The National Galleries of Ancient Art are a single museum institution divided between Palazzo Barberini and Palazzo Corsini.
Palazzo Corsini's collection grew thanks to the Torlonia, the Monte di Pietà (1892), the Chigi Collection (1918), and the donation of Henriette Hertz (1915).
This made it necessary to find new exhibition spaces, lately identified in Palazzo Barberini. Its history as a national museum began in 1953, while Palazzo Corsini had already been so since 1895.
Little remains of the original collection of the Barberini family, unlike the Corsini one. The first dispersions began in the 18th century, also because of disagreements between the heirs of the family. In 1934, a Royal decree even allowed the princes to sell most of their works abroad. The State managed to acquire only a small group of paintings, still identifiable from the letter “F” followed and the progressive numbers, among these, The Portrait of a young woman (La Fornarina) by Raffaello is signed F1.
Unlike Palazzo Corsini, with its own historical picture gallery, Palazzo Barberini presents a chronological setting of the most representative pictorial schools from the 13th to the 18nth century, organized in such a way as to be able to integrate new acquisitions or provide for different preparations.
On three floors, Palazzo Barberini's collection is full of masterpieces, among which Raphael's Fornarina stands out for its notoriety.

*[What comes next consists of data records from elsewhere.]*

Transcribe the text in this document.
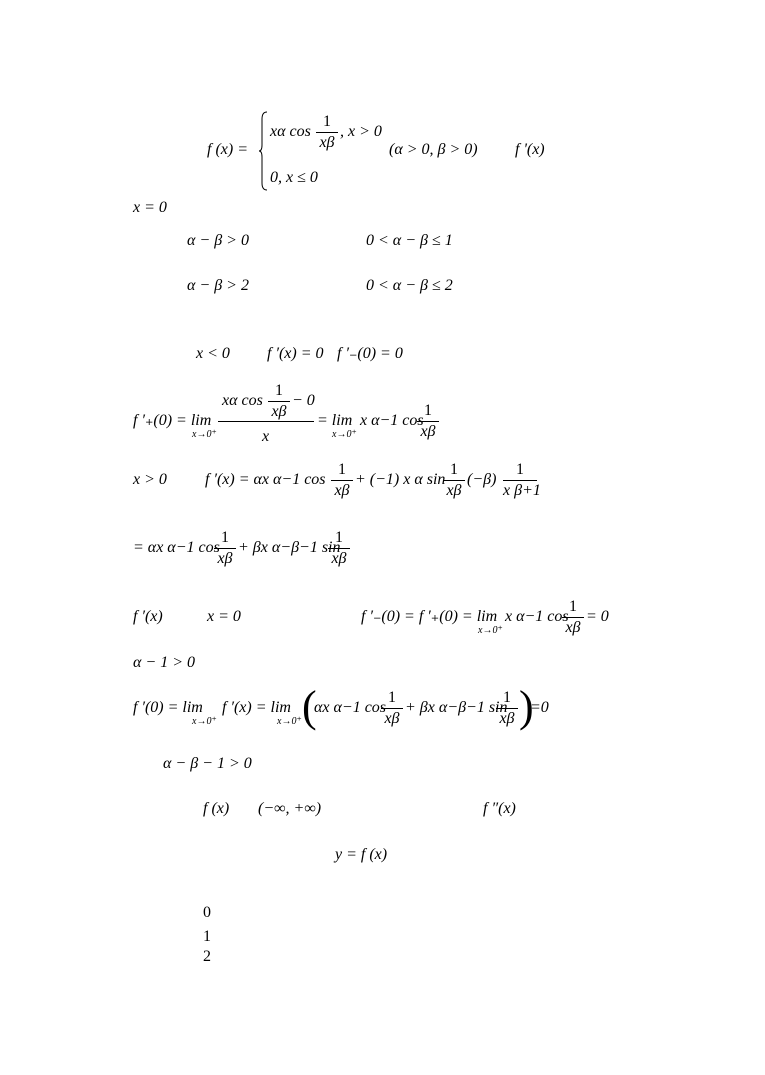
f (x) =
xα cos
1
xβ
, x > 0
0, x ≤ 0
(α > 0, β > 0) f '(x)
x = 0
α − β > 0	0 < α − β ≤ 1
α − β > 2	0 < α − β ≤ 2
x < 0 f ′(x) = 0 f ′₋(0) = 0
f ′₊(0) = lim
x→0⁺
xα cos
1
xβ
− 0
x
= lim
x→0⁺
x α−1 cos
1
xβ
x > 0 f ′(x) = αx α−1 cos
1
xβ
+ (−1) x α sin
1
xβ
(−β)
1
x β+1
= αx α−1 cos
1
xβ
+ βx α−β−1 sin
1
xβ
f ′(x)	x = 0	f ′₋(0) = f ′₊(0) = lim
x→0⁺
x α−1 cos
1
xβ
= 0
α − 1 > 0
f ′(0) = lim
x→0⁺
f ′(x) = lim
x→0⁺ (
αx α−1 cos
1
xβ
+ βx α−β−1 sin
1
xβ )
=0
α − β − 1 > 0
f (x) (−∞, +∞)	f ″(x)
y = f (x)
0
1
2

The 16th century is represented by works of great importance by artists such as Andrea del Sarto, Beccafumi, Sodoma, Bronzino, Lorenzo Lotto, Tintoretto, El Greco, and Tiziano, up to the splendid Giuditta who cuts off the head of Holofernes by Caravaggio, which closes the century.
The 17th century, on the other hand, presents some of the most beautiful works by Guido Reni, Domenichino, Guercino, and Lanfranco, the genius Bernini, the Frenchman Nicolas Poussin, and Pietro da Cortona.
In addition to the paintings of the Duke of Cervinara's donation, with the refined canvases of Fragonard and Boucher, and those of the Lemme donation, with the rare sketches by Corvi and Ghezzi, the 18th-century collection houses relevant works by Maratti, Batoni, Canaletto, Subleyras, Mengs and van Wittel..
The Barberini-Corsini National Galleries preserve more paintings, sculptures, furnishings, and other objects than those displayed in the museum. They are arranged and classified in environments that guarantee their protection and safety, a replacement for temporary absence for loans or restorations, a cyclical exposure due to their delicacy or conservation needs.
The National Galleries collections also include works on permanent loan for representation reasons to institutions such as ministries, state offices, and embassies.